大谷石採取場跡地の陥没に伴う野外AE現象


 
 

10.野外AEの発生位置

 陥没の前兆現象として発生した野外AEのうち,比較的規模の大きなものは複数の観測点で同時に波形を検出することができるため,その発生位置を推定計算することが可能であった。 本項では,この発生位置の特徴から4つの期間に区分した。  なお,位置を示す図において,丸は発生位置を示しており,その大きさが発エネルギーを示す。 青(赤)丸は誤差の少ないケースを,白丸は誤差の大きいケースを示す。
 

1) 1990年 7月15日〜1991年10月14日(図−13)
  比較的活動の活発であった期間の推定発生位置であって,E陥没地の北側から北東部分にかけて発生している。 やや幅のある南北の線状を示しているが,この付近には推定断層があるため,その影響を反映していたことも十分考えられる。


図−13 E〜G陥没地 野外AEの推定発生位置−1


 
2) 1990年11月15日〜1991年 1月15日(図−14)
  野外AEはE陥没地の北西部分に集中して発生した。
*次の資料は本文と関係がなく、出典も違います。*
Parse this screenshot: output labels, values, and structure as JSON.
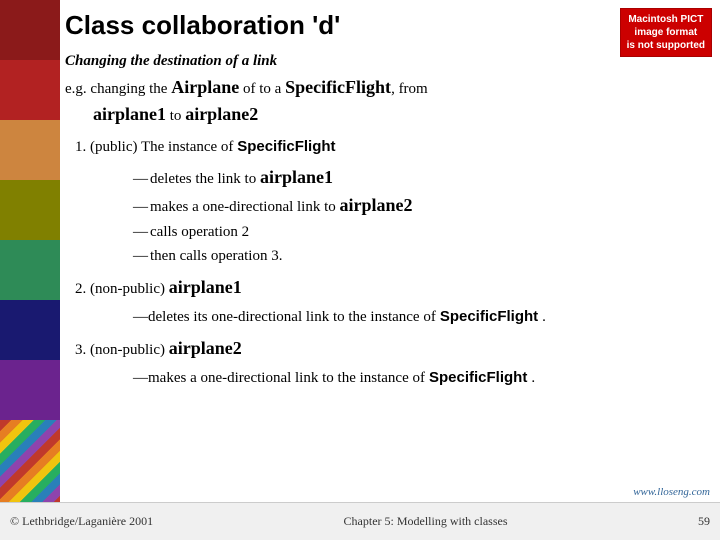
{
  "slide": {
    "title": "Class collaboration 'd'",
    "subtitle": "Changing the destination of a link",
    "eg_line": "e.g. changing the Airplane of to a SpecificFlight, from airplane1 to airplane2",
    "watermark": "Macintosh PICT\nimage format\nis not supported",
    "list": [
      {
        "number": "1.",
        "label": "(public) The instance of SpecificFlight",
        "sub": [
          "—deletes the link to airplane1",
          "—makes a one-directional link to airplane2",
          "—calls operation 2",
          "—then calls operation 3."
        ]
      },
      {
        "number": "2.",
        "label": "(non-public) airplane1",
        "sub": [
          "—deletes its one-directional link to the instance of SpecificFlight."
        ]
      },
      {
        "number": "3.",
        "label": "(non-public) airplane2",
        "sub": [
          "—makes a one-directional link to the instance of SpecificFlight."
        ]
      }
    ],
    "www": "www.lloseng.com",
    "footer": {
      "left": "© Lethbridge/Laganière 2001",
      "center": "Chapter 5: Modelling with classes",
      "right": "59"
    }
  },
  "colors": {
    "bar": [
      "#c0392b",
      "#e67e22",
      "#f1c40f",
      "#27ae60",
      "#2980b9",
      "#8e44ad",
      "#c0392b",
      "#e67e22"
    ]
  }
}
また,E陥没地の東の縁で発生した野外AEは,前記の集中発生域に相当している。


図−14 E〜G陥没地 野外AEの推定発生位置−2

3) 1991年 3月 4日〜1991年 4月25日(図−15)
  陥没の直前約2ヶ月の間に発生した,野外AEの推定発生位置である。 E陥没地の内部とその周辺に集中して発生している。 その北側に発生した野外AEは,陥没に伴って発生した西から北に伸びる地盤亀裂の延長線上に分布しており,地下における何らかの変動を現しているのではないだろうか。
 F陥没地の周辺や,両陥没地の中間部分の西側でも野外AEが発生しており,陥没地全体にわたって岩盤の崩壊や亀裂の進行が進んでいたことを示している。


図−15 E〜G陥没地 野外AEの推定発生位置−3

4) 1991年 4月26日〜1991年 4月29日(図−16)
  陥没の直前の4日間に発生した野外AEの推定発生位置である。 E陥没地の周辺を除き,地表に発生した亀裂に沿って,一列にならんだ状態で野外AEが発生したことが判明した。 丁度,金属板に小さなドリルを使って大きな穴を空ける時には,小さな穴を一列に空けることが良くあるが,この状況によく類似しているように思われる。 このことから筆者は,直接陥没や沈下の範囲を決定づける地盤内部の亀裂は,この時期に形成されたと考えている。


図−16 E〜G陥没地 野外AEの推定発生位置−4

5) 1990年12月17日〜1991年4月29日(図−17)
 本図は,陥没の直前約4ヶ月間に発生した野外AEの推定発生位置を,陥没地の南北断面に投影したものである。 ただし,断面線の東西各々50m以内に限っている。 E陥没地とF陥没地の発生場所や面積と,こうした野外AEの発生区域とは極めてよい一致を示している。 更に,両者の中間部分である,Gと呼ばれる沈下領域では,地表面近くの浅い部分でのみ野外AEを観測した。 これらのことより,陥没の前兆現象として発生する野外AEの発生範囲と,実際の陥没は一致するものと評価することができる。

なお,この観測においては,F陥没地に直接関係があると思われる野外AEの発生位置を具体的には求めることはできなかった。 その理由として,F陥没地直下での岩盤破壊は,観測以前にすでに生じていたためと考えている。